Aside from some minor disagreements with Glendon about what the role and nature of law ought to be, I find myself coming away from this book somewhat of a cynic. What Glendon wants us to do may be much harder than it initially may seem: feeling a sense of profound hope for restructuring the “public sphere” is soon crushed by the countless real conversations that, even trying to apply Glendon’s points, are derailed almost as soon as they leave the station.
Perhaps we are too set in our ways to turn back; too heavy that even a light touch to the other side of the scale in the name of moderation seems pointless and ineffectual—a Sisyphean task. After all, our talks of rights seems more like a psychological defense mechanism for lack of depth or rigor than anything else.
But for those with a temperate heart like myself, it is much easier to see the call to action. It is, in short, a refusal to take sides. Even more, it is a bold suggestion that we start to talk of responsibility just as much as, if not more than, rights and laws. The boiling down of conversations both formal and informal to ‘well, it’s my right’ is true enough, but it’s to say nothing of interest or importance on the matter.
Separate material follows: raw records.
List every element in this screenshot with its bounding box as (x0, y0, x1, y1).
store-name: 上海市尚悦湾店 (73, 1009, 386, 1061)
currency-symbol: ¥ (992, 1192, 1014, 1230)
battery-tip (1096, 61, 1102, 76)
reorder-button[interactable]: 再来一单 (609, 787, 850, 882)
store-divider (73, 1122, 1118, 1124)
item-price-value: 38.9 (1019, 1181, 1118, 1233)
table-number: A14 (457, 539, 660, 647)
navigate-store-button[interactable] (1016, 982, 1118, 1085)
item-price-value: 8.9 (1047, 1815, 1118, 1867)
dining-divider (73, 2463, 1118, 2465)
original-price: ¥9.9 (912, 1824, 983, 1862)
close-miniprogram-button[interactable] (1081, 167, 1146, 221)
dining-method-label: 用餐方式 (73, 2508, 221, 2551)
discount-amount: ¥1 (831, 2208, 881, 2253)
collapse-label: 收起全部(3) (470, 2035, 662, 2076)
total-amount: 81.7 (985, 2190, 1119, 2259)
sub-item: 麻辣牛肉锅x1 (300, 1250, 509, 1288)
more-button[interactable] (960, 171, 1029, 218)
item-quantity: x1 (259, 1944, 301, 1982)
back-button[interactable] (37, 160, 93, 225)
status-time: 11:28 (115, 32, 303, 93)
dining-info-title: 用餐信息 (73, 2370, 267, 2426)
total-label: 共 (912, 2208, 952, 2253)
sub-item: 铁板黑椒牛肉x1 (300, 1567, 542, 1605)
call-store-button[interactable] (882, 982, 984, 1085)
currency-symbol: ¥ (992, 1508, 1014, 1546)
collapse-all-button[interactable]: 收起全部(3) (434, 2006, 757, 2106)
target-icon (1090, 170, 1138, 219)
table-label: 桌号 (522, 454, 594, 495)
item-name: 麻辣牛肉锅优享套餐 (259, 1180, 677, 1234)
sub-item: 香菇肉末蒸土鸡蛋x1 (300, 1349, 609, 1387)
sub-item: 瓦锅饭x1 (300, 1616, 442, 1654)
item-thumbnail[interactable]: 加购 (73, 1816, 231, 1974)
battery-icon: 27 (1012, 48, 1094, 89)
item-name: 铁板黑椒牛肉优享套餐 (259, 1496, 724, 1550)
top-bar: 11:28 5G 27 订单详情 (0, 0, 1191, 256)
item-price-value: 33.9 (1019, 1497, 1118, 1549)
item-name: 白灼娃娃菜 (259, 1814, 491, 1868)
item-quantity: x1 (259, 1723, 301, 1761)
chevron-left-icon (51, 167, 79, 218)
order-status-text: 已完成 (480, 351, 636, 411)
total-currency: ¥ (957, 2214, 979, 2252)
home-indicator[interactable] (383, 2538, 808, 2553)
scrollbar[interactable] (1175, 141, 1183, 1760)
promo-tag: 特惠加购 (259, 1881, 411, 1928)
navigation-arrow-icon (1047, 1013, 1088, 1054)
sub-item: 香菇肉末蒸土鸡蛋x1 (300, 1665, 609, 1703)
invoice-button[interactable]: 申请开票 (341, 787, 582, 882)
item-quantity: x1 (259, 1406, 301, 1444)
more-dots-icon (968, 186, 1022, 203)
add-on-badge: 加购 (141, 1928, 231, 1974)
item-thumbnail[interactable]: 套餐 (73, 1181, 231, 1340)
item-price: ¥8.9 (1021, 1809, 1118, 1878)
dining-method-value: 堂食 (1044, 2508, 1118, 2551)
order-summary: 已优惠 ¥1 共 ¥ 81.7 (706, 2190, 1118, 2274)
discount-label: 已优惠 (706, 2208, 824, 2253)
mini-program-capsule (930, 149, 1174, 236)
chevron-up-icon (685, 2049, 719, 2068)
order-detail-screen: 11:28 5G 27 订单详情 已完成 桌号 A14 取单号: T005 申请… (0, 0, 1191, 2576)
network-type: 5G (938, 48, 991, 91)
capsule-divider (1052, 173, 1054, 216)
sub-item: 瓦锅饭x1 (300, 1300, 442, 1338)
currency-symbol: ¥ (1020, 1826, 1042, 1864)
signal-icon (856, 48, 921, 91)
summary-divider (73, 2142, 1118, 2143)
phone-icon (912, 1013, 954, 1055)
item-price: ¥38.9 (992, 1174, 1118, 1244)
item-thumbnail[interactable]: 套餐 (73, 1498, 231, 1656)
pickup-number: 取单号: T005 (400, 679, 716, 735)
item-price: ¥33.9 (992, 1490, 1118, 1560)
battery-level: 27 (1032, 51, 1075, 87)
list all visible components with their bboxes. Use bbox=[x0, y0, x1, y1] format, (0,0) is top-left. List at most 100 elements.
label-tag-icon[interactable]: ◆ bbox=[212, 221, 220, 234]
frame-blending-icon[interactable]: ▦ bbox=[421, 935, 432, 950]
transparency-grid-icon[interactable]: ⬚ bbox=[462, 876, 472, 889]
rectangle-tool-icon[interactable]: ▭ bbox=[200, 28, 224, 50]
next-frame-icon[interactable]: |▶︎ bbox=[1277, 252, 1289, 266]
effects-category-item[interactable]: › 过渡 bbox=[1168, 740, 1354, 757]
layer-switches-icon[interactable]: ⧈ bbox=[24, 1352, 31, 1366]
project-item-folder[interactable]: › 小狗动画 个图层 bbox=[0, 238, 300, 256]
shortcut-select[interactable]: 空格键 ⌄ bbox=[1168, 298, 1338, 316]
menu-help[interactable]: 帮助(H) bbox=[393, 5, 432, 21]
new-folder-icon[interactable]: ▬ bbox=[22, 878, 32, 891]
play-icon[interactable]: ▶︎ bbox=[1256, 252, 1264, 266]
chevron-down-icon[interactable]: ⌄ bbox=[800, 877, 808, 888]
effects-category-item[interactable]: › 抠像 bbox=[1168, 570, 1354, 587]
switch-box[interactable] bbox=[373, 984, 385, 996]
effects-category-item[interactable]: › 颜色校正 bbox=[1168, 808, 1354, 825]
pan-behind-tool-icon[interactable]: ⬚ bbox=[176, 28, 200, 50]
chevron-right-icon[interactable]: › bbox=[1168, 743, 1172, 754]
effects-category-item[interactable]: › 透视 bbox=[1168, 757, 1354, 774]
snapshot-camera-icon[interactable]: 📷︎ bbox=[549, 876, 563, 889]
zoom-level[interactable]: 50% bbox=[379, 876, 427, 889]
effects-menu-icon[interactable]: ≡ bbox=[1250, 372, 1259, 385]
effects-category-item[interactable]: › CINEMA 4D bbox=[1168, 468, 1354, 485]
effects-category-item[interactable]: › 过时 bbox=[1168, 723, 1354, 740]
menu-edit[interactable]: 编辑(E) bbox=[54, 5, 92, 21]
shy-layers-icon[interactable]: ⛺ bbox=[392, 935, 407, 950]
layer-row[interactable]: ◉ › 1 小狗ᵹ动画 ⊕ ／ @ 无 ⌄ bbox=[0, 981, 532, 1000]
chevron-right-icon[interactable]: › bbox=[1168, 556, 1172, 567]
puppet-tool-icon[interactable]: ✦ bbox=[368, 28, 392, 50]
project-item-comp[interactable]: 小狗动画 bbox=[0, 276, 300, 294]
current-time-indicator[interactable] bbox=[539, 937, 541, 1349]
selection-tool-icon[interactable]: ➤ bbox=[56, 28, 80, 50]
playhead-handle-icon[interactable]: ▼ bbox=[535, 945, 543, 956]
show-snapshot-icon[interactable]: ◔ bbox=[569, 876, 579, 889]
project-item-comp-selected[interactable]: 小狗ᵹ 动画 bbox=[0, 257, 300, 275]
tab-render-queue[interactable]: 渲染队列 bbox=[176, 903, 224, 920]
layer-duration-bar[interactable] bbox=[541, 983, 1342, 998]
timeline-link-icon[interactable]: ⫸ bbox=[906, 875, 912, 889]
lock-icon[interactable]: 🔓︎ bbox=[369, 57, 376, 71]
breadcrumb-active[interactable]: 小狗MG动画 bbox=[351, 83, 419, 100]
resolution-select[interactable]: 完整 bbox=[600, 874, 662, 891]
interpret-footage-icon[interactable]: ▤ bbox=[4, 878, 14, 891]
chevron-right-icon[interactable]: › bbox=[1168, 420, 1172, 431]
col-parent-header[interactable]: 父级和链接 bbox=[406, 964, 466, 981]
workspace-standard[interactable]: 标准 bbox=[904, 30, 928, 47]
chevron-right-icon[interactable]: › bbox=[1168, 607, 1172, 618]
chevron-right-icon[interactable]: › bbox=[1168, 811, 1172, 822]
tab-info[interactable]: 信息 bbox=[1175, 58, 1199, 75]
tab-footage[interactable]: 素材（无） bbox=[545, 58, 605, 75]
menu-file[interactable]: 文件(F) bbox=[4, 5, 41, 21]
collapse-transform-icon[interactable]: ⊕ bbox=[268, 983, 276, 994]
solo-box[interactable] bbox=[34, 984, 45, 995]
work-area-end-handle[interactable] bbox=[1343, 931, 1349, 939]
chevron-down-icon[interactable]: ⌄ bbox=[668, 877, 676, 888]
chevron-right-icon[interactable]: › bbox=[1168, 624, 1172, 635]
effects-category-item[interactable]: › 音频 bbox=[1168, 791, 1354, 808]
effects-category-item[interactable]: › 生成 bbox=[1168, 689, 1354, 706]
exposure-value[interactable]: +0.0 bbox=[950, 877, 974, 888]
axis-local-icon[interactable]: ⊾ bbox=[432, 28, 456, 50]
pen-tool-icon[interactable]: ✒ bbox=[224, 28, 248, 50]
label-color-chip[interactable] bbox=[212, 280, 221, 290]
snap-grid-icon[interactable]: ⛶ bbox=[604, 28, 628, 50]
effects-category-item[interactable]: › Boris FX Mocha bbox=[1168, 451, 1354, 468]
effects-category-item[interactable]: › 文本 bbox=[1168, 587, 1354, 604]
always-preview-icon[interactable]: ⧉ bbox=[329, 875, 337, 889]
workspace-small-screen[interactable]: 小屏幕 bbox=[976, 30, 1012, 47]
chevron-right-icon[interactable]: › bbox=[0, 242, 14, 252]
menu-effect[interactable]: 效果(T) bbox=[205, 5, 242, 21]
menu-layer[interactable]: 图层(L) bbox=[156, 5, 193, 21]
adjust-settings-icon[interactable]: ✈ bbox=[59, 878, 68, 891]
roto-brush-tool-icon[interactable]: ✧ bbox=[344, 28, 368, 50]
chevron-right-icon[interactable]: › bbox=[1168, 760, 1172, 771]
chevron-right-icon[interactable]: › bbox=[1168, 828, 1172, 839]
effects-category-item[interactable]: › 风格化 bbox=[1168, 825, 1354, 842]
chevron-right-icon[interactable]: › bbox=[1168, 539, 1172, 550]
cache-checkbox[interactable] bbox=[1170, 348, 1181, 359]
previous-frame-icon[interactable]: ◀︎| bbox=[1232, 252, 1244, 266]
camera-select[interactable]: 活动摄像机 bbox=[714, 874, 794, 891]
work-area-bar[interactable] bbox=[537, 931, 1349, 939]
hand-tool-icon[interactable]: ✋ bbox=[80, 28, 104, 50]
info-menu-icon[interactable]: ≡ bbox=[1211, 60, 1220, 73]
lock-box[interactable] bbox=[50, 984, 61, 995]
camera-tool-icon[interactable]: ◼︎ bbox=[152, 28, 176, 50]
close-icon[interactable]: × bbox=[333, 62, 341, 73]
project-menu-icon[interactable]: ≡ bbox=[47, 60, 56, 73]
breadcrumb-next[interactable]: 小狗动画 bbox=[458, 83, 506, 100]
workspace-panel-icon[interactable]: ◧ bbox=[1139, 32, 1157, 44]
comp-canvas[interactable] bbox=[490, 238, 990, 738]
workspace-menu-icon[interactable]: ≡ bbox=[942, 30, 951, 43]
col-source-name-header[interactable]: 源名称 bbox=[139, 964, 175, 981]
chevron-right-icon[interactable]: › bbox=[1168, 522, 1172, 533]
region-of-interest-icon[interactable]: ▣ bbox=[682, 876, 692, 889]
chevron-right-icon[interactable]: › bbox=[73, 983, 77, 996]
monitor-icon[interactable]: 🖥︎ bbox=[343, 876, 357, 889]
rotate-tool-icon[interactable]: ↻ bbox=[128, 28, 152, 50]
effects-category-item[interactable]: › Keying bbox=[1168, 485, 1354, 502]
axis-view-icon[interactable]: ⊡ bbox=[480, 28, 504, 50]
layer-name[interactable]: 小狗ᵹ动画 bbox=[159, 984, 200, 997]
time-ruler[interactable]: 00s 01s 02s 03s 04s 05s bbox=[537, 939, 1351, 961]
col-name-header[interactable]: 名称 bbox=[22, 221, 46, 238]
Glendon hopes, I think, that we who believe that there are two halves to our democratic equation—rights and responsibilities—not give up on the latter half. For it is true that this half has no legal foundation and is much more hazy and complex, but, like most intangibles, it is powerful. It is also in desperate need of a revival so that its power to transform can once again be seen.
Yeah….so….
Groups don’t have rights. Groups are collections of individuals. Individuals have rights. And frankly, what “civic responsibility” am I supposed to have? What the “group” decides I should have over my veto? Only as much as I need to reluctantly consent to avoid being thrown in jail or killed. And coerced consent isn’t consent at all is it?
You want to reduce the hostility? Stop having people tell me and others that my property is subject to the group’s desires, that it’s “democracy” and that I’m the one that should concede. Most of the constitutions where written post WW2. Yes, all in Europe by people who for centuries were subjects, not citizens. There is a difference, and if you’ve ever spent time in those countries, you know what I mean. The perspective is entirely different. And our source documents reflect our unique creation. They should be different.
I’m happy to have a conversation about civic responsibility….once the “group” agrees to stop eroding my rights and consents to their restoration. ONLY then.